Это происходило в Киеве, где я в то свое последнее советское лето находилась по семейным обстоятельствам. Там, вместе с сестрой Викой, мы и занимались той деятельностью, которая квалифицировалась как «сионистская». Накануне все киевские евреи собрались возле памятника в Бабьем Яру: в этом единственном «еврейском» месте мы хотели возложить цветы в память об израильских спортсменах, которые были расстреляны 5 сентября арабскими террористами в Олимпийской деревне в Мюнхене.

Мне предстояло после этой акции перевести на английский и передать по телефону подписанное всеми киевскими еврейскими активистами требование к Олимпийскому комитету спустить флаг Олимпиады. Всех участников акции похватали на подходе к памятнику и затолкали в милицейские машины. Нас с Викой ребята, еще из окна троллейбуса увидев, что происходит, отправили домой – передавать на Запад письмо и имена арестованных.

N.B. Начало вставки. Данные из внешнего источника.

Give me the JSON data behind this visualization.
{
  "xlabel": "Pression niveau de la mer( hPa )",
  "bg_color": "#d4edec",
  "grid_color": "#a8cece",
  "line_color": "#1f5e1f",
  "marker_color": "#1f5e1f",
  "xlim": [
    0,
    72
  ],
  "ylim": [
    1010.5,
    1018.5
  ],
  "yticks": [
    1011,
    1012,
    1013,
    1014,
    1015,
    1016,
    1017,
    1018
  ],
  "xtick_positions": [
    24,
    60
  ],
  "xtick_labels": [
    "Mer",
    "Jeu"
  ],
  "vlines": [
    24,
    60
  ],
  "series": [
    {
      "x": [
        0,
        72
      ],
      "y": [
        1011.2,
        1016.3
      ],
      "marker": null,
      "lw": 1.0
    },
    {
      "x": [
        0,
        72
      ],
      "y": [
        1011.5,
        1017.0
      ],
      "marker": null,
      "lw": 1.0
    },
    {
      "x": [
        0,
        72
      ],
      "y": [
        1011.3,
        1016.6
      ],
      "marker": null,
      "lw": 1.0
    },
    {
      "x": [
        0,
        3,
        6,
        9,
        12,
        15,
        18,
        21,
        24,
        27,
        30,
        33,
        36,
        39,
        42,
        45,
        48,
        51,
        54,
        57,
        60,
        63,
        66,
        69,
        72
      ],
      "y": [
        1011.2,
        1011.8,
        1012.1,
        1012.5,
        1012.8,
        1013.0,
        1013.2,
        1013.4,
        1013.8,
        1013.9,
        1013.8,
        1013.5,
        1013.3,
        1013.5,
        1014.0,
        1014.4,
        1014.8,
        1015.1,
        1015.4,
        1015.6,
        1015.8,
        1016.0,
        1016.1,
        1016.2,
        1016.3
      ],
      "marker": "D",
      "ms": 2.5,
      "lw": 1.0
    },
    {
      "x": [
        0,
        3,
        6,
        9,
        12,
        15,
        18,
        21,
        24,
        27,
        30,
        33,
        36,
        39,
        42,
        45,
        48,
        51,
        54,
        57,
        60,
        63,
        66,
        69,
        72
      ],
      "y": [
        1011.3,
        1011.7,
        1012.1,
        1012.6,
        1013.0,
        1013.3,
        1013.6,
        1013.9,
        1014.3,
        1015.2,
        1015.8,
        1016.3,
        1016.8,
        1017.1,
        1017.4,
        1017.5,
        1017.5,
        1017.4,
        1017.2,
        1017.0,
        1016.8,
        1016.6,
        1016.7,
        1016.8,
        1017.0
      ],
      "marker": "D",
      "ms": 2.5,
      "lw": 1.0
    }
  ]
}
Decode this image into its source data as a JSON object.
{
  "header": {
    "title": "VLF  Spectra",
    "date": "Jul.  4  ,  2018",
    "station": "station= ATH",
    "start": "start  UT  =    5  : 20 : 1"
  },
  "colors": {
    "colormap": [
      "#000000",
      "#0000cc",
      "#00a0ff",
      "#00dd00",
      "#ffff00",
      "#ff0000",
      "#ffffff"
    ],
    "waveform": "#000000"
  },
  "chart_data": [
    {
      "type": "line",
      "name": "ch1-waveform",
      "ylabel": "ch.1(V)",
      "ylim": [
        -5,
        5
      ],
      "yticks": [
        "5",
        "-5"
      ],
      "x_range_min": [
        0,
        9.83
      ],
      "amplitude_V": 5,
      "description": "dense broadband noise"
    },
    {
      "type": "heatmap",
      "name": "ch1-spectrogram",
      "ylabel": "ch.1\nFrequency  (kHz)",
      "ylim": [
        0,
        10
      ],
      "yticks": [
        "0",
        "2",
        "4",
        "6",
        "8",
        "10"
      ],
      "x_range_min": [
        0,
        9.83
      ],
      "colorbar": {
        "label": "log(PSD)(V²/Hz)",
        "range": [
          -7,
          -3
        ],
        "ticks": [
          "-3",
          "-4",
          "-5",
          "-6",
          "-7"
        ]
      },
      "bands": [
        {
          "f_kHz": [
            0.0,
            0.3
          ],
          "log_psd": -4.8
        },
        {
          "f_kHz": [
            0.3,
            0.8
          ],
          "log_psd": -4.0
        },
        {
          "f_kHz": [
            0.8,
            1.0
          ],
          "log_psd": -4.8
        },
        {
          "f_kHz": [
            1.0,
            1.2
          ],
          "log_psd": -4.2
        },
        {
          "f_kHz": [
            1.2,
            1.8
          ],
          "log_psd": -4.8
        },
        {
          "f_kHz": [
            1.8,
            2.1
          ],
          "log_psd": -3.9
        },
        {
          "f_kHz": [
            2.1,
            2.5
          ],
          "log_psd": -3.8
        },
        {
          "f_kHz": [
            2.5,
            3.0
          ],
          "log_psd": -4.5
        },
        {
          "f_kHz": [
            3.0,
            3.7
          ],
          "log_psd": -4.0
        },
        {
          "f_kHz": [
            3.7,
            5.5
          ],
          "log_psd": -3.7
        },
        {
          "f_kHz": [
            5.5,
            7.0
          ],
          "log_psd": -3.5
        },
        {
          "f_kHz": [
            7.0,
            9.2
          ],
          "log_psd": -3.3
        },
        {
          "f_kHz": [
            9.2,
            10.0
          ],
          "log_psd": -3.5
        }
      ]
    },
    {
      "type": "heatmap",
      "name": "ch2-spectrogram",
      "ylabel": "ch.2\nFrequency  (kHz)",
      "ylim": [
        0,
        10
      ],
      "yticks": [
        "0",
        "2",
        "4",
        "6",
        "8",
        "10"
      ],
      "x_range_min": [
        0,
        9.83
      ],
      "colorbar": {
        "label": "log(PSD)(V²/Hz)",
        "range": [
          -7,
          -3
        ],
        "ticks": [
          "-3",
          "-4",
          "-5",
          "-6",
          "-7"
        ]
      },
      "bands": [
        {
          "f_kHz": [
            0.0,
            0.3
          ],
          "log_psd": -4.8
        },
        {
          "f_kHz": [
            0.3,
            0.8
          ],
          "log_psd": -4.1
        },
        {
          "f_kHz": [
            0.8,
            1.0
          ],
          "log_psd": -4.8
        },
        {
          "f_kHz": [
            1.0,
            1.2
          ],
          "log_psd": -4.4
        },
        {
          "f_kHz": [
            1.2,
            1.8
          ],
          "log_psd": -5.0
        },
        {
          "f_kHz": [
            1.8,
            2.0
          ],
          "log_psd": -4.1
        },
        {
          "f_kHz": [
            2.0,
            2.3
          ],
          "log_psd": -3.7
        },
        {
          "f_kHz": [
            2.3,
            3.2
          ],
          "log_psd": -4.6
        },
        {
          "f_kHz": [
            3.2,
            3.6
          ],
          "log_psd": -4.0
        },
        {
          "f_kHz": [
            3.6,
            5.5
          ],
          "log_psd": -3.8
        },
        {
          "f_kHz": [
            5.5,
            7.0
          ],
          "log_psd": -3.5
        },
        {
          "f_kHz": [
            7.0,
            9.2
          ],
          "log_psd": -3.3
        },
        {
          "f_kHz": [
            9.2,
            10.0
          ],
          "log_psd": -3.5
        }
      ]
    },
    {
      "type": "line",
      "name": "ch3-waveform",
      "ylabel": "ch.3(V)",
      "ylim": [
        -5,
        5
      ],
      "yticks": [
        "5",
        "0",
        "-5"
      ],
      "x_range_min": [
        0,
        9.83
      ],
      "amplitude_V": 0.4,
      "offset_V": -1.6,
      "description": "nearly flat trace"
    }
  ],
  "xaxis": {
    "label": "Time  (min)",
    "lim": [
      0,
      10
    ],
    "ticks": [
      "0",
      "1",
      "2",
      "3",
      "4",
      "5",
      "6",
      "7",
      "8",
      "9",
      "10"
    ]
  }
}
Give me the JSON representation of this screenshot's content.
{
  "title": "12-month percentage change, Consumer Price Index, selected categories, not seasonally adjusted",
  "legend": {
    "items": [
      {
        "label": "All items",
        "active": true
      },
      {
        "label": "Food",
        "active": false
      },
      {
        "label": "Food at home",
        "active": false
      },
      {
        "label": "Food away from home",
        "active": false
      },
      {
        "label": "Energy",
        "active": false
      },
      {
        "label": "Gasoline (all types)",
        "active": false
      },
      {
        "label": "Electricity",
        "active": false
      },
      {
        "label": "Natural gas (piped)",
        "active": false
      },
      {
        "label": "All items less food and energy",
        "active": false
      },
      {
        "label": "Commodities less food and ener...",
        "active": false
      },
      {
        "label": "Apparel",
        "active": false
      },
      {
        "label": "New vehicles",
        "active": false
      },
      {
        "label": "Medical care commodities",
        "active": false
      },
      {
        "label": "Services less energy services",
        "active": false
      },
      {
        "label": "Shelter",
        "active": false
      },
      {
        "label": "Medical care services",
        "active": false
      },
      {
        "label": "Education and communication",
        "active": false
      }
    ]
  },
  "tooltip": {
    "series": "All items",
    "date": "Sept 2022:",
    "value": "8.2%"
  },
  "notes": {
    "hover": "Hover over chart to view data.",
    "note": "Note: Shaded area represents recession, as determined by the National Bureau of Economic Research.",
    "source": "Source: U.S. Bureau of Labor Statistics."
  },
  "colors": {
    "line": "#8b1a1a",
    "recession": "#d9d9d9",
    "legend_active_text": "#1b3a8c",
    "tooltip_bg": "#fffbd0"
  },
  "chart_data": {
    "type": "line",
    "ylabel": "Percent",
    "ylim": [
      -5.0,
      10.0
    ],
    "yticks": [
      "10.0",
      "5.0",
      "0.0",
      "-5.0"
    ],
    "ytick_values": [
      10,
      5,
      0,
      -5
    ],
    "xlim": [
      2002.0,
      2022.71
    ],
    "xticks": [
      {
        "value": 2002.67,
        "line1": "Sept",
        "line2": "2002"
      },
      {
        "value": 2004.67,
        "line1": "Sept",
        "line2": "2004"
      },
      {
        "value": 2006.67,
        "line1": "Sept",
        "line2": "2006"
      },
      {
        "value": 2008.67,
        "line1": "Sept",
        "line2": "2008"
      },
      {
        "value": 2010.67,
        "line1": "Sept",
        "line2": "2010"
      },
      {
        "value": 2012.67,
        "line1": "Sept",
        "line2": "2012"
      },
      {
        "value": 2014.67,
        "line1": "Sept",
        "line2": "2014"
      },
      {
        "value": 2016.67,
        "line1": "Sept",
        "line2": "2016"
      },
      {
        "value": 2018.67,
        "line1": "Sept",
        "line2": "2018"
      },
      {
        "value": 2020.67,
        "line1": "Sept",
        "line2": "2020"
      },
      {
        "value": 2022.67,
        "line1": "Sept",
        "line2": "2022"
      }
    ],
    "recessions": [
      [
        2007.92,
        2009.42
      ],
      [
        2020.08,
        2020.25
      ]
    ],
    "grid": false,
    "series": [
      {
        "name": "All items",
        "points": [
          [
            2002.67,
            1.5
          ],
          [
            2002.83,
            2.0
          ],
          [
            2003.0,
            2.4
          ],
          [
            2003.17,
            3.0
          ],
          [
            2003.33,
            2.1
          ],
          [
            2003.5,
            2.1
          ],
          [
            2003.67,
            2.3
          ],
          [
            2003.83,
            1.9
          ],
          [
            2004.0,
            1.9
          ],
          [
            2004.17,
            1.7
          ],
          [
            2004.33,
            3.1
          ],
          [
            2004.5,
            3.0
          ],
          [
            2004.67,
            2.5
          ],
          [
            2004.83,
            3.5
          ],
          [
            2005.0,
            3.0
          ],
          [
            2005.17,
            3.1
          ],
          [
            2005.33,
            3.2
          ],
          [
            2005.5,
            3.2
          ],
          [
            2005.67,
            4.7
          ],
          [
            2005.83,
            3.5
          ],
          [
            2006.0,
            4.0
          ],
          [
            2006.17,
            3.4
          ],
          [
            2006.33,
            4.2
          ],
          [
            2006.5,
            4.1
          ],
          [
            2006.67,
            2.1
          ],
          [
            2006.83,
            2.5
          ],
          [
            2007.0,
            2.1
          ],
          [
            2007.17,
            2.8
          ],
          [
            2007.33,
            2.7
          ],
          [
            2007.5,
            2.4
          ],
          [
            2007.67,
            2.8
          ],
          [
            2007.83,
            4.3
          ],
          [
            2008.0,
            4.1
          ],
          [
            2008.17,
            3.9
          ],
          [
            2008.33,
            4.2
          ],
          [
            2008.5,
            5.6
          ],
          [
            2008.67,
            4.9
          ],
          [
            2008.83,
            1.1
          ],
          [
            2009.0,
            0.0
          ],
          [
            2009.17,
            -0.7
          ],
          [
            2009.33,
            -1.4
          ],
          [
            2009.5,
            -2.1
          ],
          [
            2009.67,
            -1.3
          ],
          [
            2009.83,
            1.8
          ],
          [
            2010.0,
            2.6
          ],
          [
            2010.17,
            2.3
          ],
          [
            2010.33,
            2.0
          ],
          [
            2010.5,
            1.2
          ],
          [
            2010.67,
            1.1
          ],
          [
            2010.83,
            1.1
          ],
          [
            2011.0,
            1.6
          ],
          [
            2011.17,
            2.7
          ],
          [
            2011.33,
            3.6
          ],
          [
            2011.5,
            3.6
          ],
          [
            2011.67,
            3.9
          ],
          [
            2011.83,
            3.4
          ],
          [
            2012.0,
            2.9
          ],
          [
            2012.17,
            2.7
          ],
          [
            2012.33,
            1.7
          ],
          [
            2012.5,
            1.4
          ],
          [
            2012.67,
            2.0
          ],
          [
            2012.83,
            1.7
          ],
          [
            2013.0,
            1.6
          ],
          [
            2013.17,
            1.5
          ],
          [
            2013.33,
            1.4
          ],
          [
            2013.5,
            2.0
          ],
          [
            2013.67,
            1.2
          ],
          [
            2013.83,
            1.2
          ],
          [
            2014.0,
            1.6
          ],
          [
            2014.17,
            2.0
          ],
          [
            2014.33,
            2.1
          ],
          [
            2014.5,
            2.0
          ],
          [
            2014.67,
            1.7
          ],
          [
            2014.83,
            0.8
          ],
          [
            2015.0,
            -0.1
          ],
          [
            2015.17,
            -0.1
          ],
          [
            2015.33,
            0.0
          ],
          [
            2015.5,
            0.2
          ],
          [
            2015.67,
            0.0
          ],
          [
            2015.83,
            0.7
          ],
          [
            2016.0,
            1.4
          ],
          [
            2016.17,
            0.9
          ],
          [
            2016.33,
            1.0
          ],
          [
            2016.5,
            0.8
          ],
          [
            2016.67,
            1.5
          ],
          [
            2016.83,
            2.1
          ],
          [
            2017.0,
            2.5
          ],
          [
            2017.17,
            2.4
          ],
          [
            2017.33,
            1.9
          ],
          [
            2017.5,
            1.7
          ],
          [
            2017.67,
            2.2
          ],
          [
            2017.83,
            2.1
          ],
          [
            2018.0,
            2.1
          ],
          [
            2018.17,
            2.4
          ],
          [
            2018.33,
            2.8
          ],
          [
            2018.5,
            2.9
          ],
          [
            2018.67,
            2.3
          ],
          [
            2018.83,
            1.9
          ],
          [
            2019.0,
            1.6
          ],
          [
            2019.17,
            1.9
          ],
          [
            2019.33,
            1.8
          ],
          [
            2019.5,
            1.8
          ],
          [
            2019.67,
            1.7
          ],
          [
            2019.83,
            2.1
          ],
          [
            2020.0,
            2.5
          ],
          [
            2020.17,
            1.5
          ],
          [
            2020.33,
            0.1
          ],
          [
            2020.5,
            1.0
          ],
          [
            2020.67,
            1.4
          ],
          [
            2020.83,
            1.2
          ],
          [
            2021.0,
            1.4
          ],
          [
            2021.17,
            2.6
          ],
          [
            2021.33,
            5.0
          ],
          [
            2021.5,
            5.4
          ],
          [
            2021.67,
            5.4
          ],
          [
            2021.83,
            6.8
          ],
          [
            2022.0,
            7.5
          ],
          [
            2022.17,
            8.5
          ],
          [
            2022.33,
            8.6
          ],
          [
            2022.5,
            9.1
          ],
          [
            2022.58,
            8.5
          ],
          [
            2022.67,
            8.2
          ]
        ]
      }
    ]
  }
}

На следующее утро приехали и за нами. После обыска и изъятия папки с многочисленными коллективными письмами на Запад, начинавшимися, по большей части, словами «Мы, евреи Советского Союза…», которые я переводила на английский и передавала заграницу, нас с Викой «с почетом» доставили в киевское КГБ на улице Короленко. Там нас развели по разным кабинетам, и встретились мы только вечером. Когда завершился допрос в связи с моей «сионистской» деятельностью, к которому я была внутренне готова, вдруг выяснилось, что предстоит еще и вторая половина допроса. Следователь Боровик, дородный и вальяжный, сообщил мне, что допрос проводится по просьбе новосибирского КГБ, в котором я прохожу, ни больше - ни меньше, по всесоюзному делу о распространении «Хроники текущих событий». Быстро сообразив, что пахнет сроком, и немалым, я собралась и заняла бойцовскую позицию, припомнив советы из брошюры Владимира Альбрехта «Как вести себя на допросе». После первых же вопросов-ответов следователь заглянул в папку и удивленно сказал: «Вы же по образованию филолог, а разговариваете, как юрист». На это я только пожала плечами.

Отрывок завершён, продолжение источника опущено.